Client alert: Implications of decision in West Palm Beach Firefighters’ Pension Fund v. Moelis & Co.

April 9, 2024

The Delaware Court of Chancery recently handed down a decision that will significantly impact how investors and corporations approach investors’ blocking rights over certain actions of the corporation. Such blocking rights are a key component to many investments.

In West Palm Beach Firefighters’ Pension Fund v. Moelis & Co., the plaintiff, a stockholder of Moelis & Company (the “Company”), challenged the validity of certain provisions in a Stockholder Agreement between the Company and its CEO, Ken Moelis. Pursuant to the stockholder agreement, Moelis had a number of blocking rights over key actions of the company, including stock issuances, incurrence of debt over a certain threshold, removal or appointment of certain officers of the company, approval of annual budgets, and entering into material contracts. These types of blocking rights are very common in venture capital investment.

The plaintiff argued that these provisions violated Section 141(a) of the Delaware General Corporation Law (DGCL), which mandates that the business and affairs of a corporation be managed by or under the direction of a board of directors, except as otherwise provided in the DGCL or in the corporation’s certificate of incorporation.

The court found that these provisions effectively transferred the management of the corporation to Moelis, contrary to Section 141(a). However, the court also found that certain provisions were not invalid on their face. Because the Court did not undertake a line-by-line review of the blocking rights, we do not know whether a subset of the blocking rights, or any one of them standing on their own, would have passed muster. The Delaware Supreme Court may address this decision, providing additional guidance in the future.

Key takeaways:

  • The statute applies regardless of past practice. Widespread market practice will not be viewed as a defense to activities that the courts view as contrary to Delaware law. Nor will longstanding acceptance by the corporation and its stockholders. The Court made clear that “[w]hen market practice meets a statute, the statute prevails.”
  • Only corporations are impacted. The impact of this decision applies only to corporations and does not extend to partnerships, limited liability companies, or other entities organized under Delaware law.
  • Both publicly traded and private corporations are impacted. The case did not differentiate between publicly traded and private companies. The risk profile may be different for private companies, in particular where all stockholders are party to a stockholder agreement containing the relevant governance rights (e.g., many venture capital-backed companies).

In response to the Moelis decision, legislation proposing to amend the DGCL has been approved by the Council of the Corporation Law Section of the Delaware State Bar Association and is expected to be introduced to the Delaware General Assembly for consideration during its 2024 regular session. If enacted, the amendments would eliminate potential facial invalidity claims regarding certain provisions in stockholder agreements arising out of the Moelis decision. These amendments would become effective on August 1, 2024, and apply to all contracts made by a corporation, or agreements or documents approved by the board, made or approved before or after August 1, 2024. The text of the proposed amendments may be accessed here.

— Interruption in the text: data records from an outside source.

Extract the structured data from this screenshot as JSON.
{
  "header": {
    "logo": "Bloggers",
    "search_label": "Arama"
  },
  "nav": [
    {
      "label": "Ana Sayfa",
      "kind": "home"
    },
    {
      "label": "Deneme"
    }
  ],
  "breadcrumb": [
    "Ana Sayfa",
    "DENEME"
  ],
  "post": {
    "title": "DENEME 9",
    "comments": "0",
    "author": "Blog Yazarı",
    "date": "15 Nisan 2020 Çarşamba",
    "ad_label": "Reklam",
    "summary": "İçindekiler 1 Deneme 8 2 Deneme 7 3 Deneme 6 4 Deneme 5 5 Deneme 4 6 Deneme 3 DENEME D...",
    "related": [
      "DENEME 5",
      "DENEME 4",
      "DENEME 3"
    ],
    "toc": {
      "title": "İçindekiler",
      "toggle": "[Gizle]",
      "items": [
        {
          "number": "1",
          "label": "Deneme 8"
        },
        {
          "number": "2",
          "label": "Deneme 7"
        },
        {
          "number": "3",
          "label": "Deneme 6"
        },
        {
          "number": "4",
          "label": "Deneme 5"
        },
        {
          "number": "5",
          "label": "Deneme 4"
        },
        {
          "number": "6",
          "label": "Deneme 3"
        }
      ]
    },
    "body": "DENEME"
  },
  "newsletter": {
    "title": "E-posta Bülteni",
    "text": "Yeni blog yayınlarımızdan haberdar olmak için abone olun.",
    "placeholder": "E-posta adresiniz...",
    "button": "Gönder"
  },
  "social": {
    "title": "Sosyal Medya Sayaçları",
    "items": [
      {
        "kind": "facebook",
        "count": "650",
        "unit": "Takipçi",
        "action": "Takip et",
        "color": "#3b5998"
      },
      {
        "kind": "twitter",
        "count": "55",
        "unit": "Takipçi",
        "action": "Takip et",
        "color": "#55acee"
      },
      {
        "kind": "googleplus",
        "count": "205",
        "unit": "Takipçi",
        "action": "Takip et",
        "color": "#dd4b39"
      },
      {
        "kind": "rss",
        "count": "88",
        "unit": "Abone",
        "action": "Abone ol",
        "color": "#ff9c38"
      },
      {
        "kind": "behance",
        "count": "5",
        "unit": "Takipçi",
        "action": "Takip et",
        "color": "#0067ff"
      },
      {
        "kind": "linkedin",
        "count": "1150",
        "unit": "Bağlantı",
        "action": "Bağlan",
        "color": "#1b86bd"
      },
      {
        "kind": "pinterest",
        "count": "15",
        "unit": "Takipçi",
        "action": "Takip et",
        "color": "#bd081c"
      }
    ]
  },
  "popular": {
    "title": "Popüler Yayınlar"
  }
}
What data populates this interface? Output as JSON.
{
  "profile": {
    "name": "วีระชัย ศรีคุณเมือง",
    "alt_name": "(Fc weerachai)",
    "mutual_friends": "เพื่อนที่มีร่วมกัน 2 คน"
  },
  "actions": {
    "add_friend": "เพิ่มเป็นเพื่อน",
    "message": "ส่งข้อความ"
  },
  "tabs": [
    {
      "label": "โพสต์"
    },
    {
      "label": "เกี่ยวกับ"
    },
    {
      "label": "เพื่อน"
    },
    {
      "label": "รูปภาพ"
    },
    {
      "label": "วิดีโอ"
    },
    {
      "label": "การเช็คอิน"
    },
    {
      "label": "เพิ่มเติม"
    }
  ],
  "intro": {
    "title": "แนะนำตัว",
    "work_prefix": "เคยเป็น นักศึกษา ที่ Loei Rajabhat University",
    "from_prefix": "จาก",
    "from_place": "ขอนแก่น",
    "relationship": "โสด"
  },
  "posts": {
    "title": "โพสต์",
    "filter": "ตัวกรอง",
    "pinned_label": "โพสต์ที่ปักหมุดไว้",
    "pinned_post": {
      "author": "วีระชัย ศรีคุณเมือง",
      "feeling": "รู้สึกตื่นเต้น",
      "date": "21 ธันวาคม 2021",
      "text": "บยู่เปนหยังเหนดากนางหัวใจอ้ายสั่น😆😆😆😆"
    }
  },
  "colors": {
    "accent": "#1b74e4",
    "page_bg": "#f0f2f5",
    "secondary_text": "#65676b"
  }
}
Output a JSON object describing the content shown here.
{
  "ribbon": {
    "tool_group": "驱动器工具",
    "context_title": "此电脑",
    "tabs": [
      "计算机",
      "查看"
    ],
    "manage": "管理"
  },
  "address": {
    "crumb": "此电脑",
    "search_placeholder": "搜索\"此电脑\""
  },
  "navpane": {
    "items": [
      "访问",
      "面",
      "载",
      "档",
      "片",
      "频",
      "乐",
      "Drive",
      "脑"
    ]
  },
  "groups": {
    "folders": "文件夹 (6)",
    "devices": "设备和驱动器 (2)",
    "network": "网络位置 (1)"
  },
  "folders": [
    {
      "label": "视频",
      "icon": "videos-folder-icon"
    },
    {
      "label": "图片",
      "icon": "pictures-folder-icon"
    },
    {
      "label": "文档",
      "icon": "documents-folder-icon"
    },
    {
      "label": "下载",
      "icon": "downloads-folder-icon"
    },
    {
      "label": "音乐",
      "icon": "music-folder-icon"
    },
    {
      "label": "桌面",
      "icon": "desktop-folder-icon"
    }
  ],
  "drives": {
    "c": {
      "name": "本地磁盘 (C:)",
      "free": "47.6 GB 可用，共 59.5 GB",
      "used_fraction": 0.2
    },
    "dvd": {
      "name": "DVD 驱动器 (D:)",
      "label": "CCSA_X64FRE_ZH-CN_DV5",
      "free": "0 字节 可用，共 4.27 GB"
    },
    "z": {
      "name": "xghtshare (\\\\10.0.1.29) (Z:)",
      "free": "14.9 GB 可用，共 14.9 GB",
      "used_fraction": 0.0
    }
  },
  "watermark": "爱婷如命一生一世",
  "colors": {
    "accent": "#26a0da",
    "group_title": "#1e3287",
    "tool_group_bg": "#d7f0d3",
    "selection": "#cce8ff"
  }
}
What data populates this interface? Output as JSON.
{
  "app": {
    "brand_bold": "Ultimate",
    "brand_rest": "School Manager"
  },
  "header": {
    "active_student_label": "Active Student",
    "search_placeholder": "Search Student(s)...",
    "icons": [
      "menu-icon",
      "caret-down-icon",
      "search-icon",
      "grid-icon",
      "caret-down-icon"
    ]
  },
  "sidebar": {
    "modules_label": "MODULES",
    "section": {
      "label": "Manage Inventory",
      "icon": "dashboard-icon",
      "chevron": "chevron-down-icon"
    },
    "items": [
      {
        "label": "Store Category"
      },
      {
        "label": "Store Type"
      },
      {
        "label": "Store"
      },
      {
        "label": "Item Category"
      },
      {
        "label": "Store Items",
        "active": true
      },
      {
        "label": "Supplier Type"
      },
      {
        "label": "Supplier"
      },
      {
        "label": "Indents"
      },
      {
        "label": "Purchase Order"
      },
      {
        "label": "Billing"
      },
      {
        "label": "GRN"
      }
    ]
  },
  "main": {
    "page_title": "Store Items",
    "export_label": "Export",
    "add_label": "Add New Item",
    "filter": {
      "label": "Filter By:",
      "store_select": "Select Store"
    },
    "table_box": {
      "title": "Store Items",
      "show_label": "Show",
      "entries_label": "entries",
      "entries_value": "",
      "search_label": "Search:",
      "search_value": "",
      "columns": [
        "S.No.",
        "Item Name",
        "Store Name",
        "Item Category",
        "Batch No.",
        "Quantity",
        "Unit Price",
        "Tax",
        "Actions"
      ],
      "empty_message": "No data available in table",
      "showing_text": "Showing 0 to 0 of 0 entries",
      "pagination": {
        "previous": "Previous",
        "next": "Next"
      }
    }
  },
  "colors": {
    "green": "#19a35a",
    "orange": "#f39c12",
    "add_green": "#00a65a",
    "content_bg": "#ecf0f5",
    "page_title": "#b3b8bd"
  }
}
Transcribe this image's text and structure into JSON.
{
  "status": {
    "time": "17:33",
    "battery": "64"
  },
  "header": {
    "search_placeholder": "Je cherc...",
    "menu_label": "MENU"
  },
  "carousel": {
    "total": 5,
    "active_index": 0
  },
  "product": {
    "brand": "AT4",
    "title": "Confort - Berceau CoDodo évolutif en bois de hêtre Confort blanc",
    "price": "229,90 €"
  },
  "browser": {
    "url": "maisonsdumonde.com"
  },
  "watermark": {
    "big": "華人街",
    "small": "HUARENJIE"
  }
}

Recommended next steps for Delaware corporations negotiating blocking rights over company decisions:

  • Include blocking rights in the corporation’s charter. This can be done either directly, or by cross-referencing the relevant stockholder agreement, side letter, or other applicable agreement. The decision of whether to place rights directly in the corporation’s charter will be fact-specific. It is easier to amend any such rights if they are contained in a separate cross-referenced agreement. Cross-referencing also protects the confidentiality of the investor, since the charter is publicly filed.
  • Consider adding “fiduciary-out” language in key documents. To mitigate risk, corporations should consider adding “fiduciary-out” language directly in specific documents (e.g. side letter, stockholder agreement, etc.) allowing the board to not comply with a specific covenant if doing so would violate its fiduciary duties.
  • Consult with counsel to ensure compliance.

In addition, the National Venture Capital Association may issue a suggested approach.

Croke Fairchild Duarte & Beres attorneys will be monitoring these developments closely and keep our clients informed of all new information.